生成式人工智能系统在解决临床药学问题中的比较分析：混合方法研究。

背景：生成式人工智能（AI）系统越来越多地应用于临床药学；然而，在不同的实践场景中，对其有效性、局限性和风险的系统评估仍然有限。目的：本研究旨在使用多维框架，定量评价和比较8个主流生成式人工智能系统在药物咨询、药物教育、处方审查和药物护理案例分析4个核心临床药学场景中的表现。方法：通过分层抽样从现实世界（如医院咨询、临床病例库和国家药剂师培训数据库）中选择48个临床验证问题。三名研究人员在一天内（2025年2月20日）使用标准化提示同时测试了8种不同的生成式人工智能系统（ERNIE Bot、Doubao、Kimi、Qwen、gpt - 40、Gemini-1.5-Pro、Claude-3.5-Sonnet和DeepSeek-R1）。采用双盲评分设计，由6名经验丰富的临床药师（≥5年经验）从准确性、严谨性、适用性、逻辑一致性、简洁性和普遍性6个维度对人工智能反应进行评估，按预定义标准评分0-10分（例如，不准确性为-3分，不完全严谨性为-2分）。统计分析采用单因素方差分析，采用双因素随机模型（2-way random model），采用Tukey honest Significant Difference （HSD）事后检验和类内相关系数（ICC）进行组间信度检验。定性专题分析确定了反复出现的错误和局限性。结果：DeepSeek- r1 （DeepSeek）获得了最高的综合性能(平均综合评分：药物咨询9.4,SD 1.0；病例分析9.3,SD 1.0)，在复杂任务中明显优于其他(pp结论：虽然生成式人工智能显示出作为药剂师辅助工具的希望，但显着的局限性-包括高风险错误（例如，禁忌症遗漏），定位不足和复杂的推理差距-阻碍了自主临床决策。性能分层突出了DeepSeek-R1当前的优势，但所有系统都需要在动态知识更新、复杂场景推理和输出可解释性方面进行优化。未来的部署必须优先考虑人类监督（人类-人工智能联合审查）、道德保障和持续评估框架。

本文章由计算机程序翻译，如有差异，请以英文原文为准。

求助全文

约1分钟内获得全文求助全文

来源期刊

JMIR Medical Informatics Medicine-Health Informatics

CiteScore

7.90

自引率

3.10%

发文量

173

审稿时长

12 weeks

期刊介绍： JMIR Medical Informatics (JMI, ISSN 2291-9694) is a top-rated, tier A journal which focuses on clinical informatics, big data in health and health care, decision support for health professionals, electronic health records, ehealth infrastructures and implementation.
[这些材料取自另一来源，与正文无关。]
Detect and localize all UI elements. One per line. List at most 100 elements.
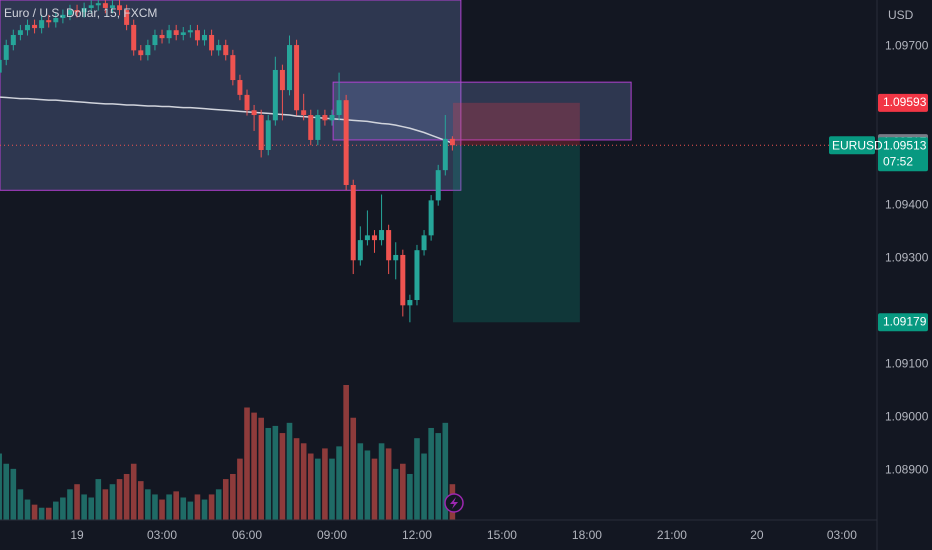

It has a focus on applied, translational research, with a broad readership including clinicians, CIOs, engineers, industry and health informatics professionals. Published by JMIR Publications, publisher of the Journal of Medical Internet Research (JMIR), the leading eHealth/mHealth journal (Impact Factor 2016: 5.175), JMIR Med Inform has a slightly different scope (emphasizing more on applications for clinicians and health professionals rather than consumers/citizens, which is the focus of JMIR), publishes even faster, and also allows papers which are more technical or more formative than what would be published in the Journal of Medical Internet Research.